One time in stock game, I had to return to base because I was running out of fuel, and the weather was just **** the whole time. The fog made it impossible.

klcarroll
02-05-2007, 04:01 PM
I love heavy Fog! ......In the first three years of the war, it makes convoy escorts almost completely impotent if you're on the surface.

I like to find the convoy with hydrophones, determine it's base course, and then surface and creep on in! The escort's ASDIC is useless against a surfaced boat, and my TypeIID's small visual profile means that I will always see them before they see me! (I have had DDs pass me so close that I could count smokestacks in the gloom; .....and they never had a clue!)

Time and time again, this tactic has allowed me to "cherry pick" the good targets with my six torpedoes, and use the 20mm flaks to carve up the small stuff I creep up on. If you do as I have advocated in several threads, and "tweak" the 20mm values up to "real world" values, you can usually "do" a small merchant with 300 400 rounds of 20mm, particularly if you manage to set off any "goodies" she may be carrying!

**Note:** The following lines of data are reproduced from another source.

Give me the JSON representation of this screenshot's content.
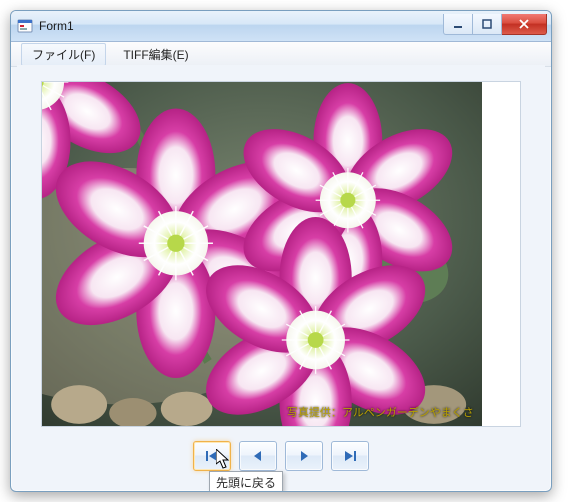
{
  "window": {
    "title": "Form1"
  },
  "menu": {
    "file": "ファイル(F)",
    "tiff_edit": "TIFF編集(E)"
  },
  "image": {
    "caption": "写真提供：アルペンガーデンやまくさ"
  },
  "nav": {
    "first_tooltip": "先頭に戻る"
  },
  "colors": {
    "nav_glyph": "#2f6bb7",
    "close_bg": "#d84b3c"
  }
}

Later in the war, when radar becomes an issue, the game changes a bit; .....but the availability of acoustic torpedoes still makes escorts a "sporting proposition".

*

hueywolf123
02-05-2007, 04:08 PM
Heavy fog = Ramming DD's, plain and simple. If you run near the enemy coastline in heavy fog + heavy rain, then don't expect to come home especially if you are running on the surface.
Medium fog = good hunting, but go under at regular intervals to get sonar contacts.
Heavy seas + manual targeting, forget it

demigod151
02-07-2007, 09:25 AM
I think I agree with Hueywolf. Heavy fog is a mixed bag.

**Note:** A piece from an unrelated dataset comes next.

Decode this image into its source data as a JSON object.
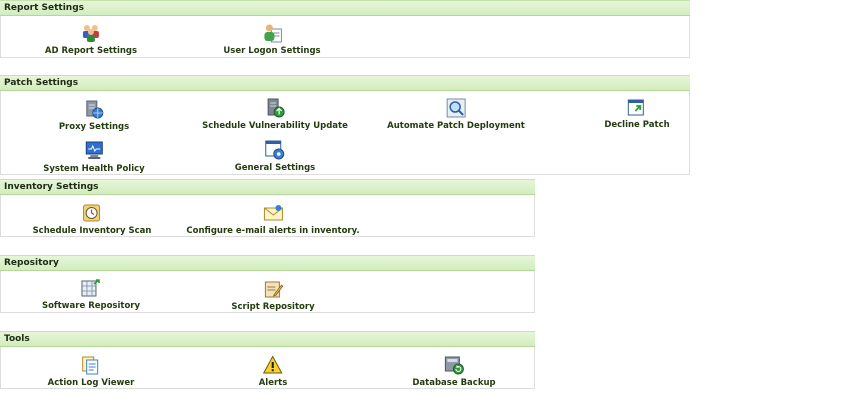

When you have overcast, heavy fog, wind 15m/ps, and heavy rain, your visibility is barely 300m. So in early war, if you happen to "bump into" a destroyer then it will likely bump into you. You get rammed by a destroyer its not funny the boat will be seriously damaged. Which is why when the allies get radar, I always submerge at night. Because if they happen to pick you up then you won't see them coming till its too late and when a destroyer is only 100m away from you crash diving is useless. Also, I don't put THAT much faith into the radar warning device.

The plus columns to rubbish weather are evading destroyers is easier as their detection ability for a submerged U-boat is seriously limited.